The people who make rat catching an art form are the tribal people living in these parts, the Irula and Korava. Parrys’ is one of the busiest and most congested parts of Chennai city. At night, the Korava prowl through the empty alleys, watched suspiciously by packs of yapping stray dogs. Should a bandicoot be seen scooting, whack! A perfectly aimed shot to the head and the bandicoot writhes in its death throes. The Korava weapon of choice is a simple catapult. Shop owners who suffer rodent damage hire the tribesmen to rid them of the pests. The next morning, the hunters are paid per animal killed.

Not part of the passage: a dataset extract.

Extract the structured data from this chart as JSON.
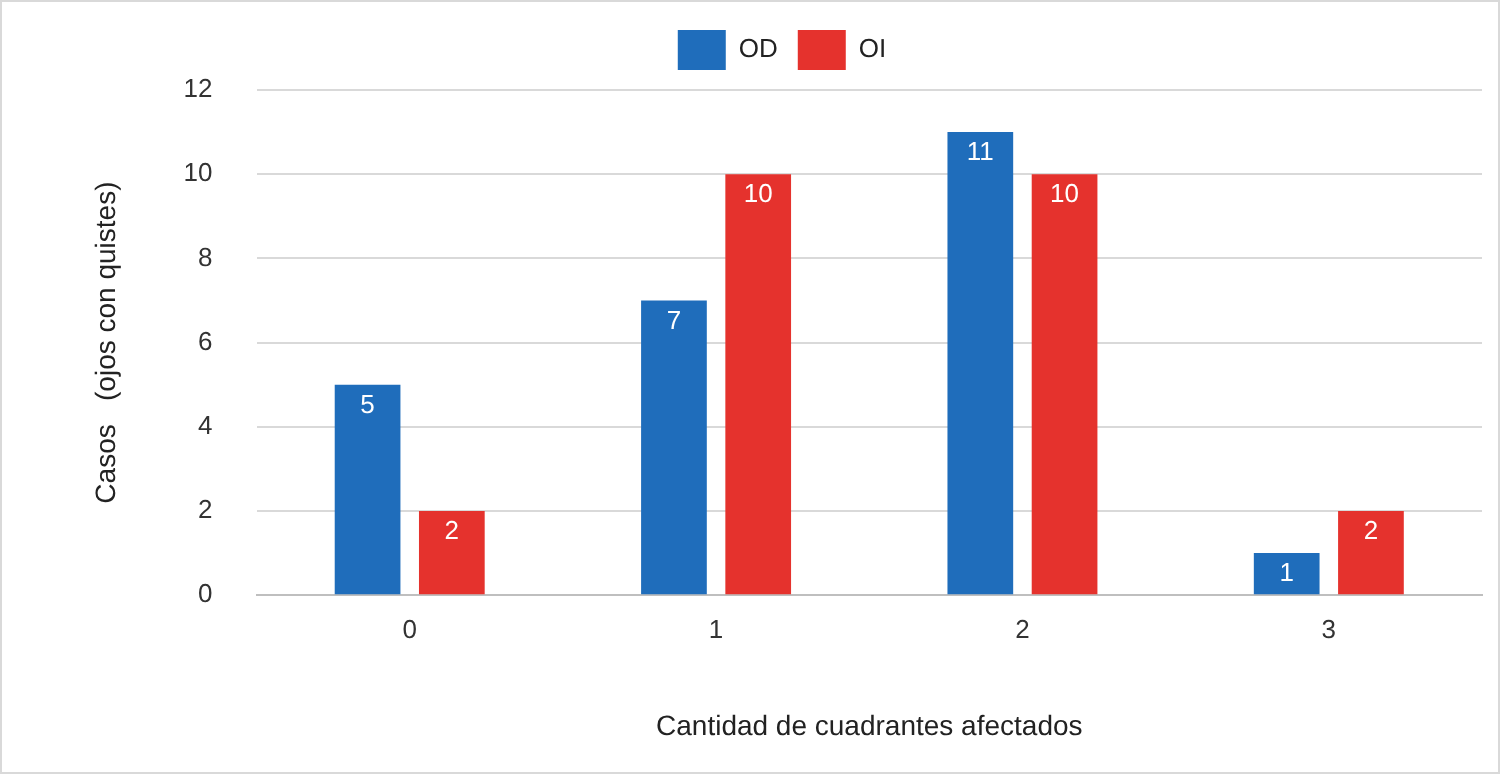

The Irula are more hands-on in their approach. When they find a rat burrow in a rice field, they plug all the exits, save one. They take an earthen pot with a hole, the size of a one rupee coin, punched through the bottom, fill it with green leaves, and set the leaves on fire. They place the mouth of the pot flush against the burrow entry, and blow through the pot’s hole. After smoke has filled every underground chamber, they excavate the burrow, and pull out all the asphyxiated rats. In the case of field rats, there might be a stockpile of grain inside the burrow as a bonus.

At sunset, the Irula pile up dry thorns in a fallow field and barbeque the rats. The fur is singed and removed along with the guts, and the rest roasted. Children vie for the crunchy tails and feet. Some of you may recoil in disgust, but these are clean, field rats grown fat on rice grain. The Irula will not eat filthy bandicoots or smelly house rats. Those are killed and discarded.

In the mid-1980s, with a grant from the Department of Science and Technology, Rom conducted a pilot study to prove the cost effectiveness of employing the Irula as rodent pest controllers. In a short period of eight months, close to 1,000 Irula caught about 2,40,000 rats from 500 acres of farmland, and recovered five tonnes of grain.

Comparatively, the commercial pest control companies set out poison baits and can only roughly estimate the number of rodents they kill since rats die inside burrows. There is no estimate of the numbers that escape without eating a lethal dose. This method also causes unintentional deaths of mammals and reptiles that may consume either the baits or poisoned rats. Rom estimated the Irula were 15 times more cost-effective than poison baits.

Recently, Rom requested the District Collector to make rat-catching one of the jobs provided under the National Rural Employment Guarantee Scheme. Although the official agreed with Rom’s rationale, he demurred saying it would be a public relations disaster. ‘Government makes poor tribals catch rats for a living’ doesn’t make the administration look nice. And so, Irula skills continue to go unappreciated and under-utilised.

Back at home, when the rat triggered the trap once again and escaped, Rom turned the trap this way and that, and scratched his head. I might have to call the Irula since rats have learnt to outwit Rom and his trap.

I sang softly, “That’s right, the rat is… uh… smarter.” (Sorry, Harry Belafonte.)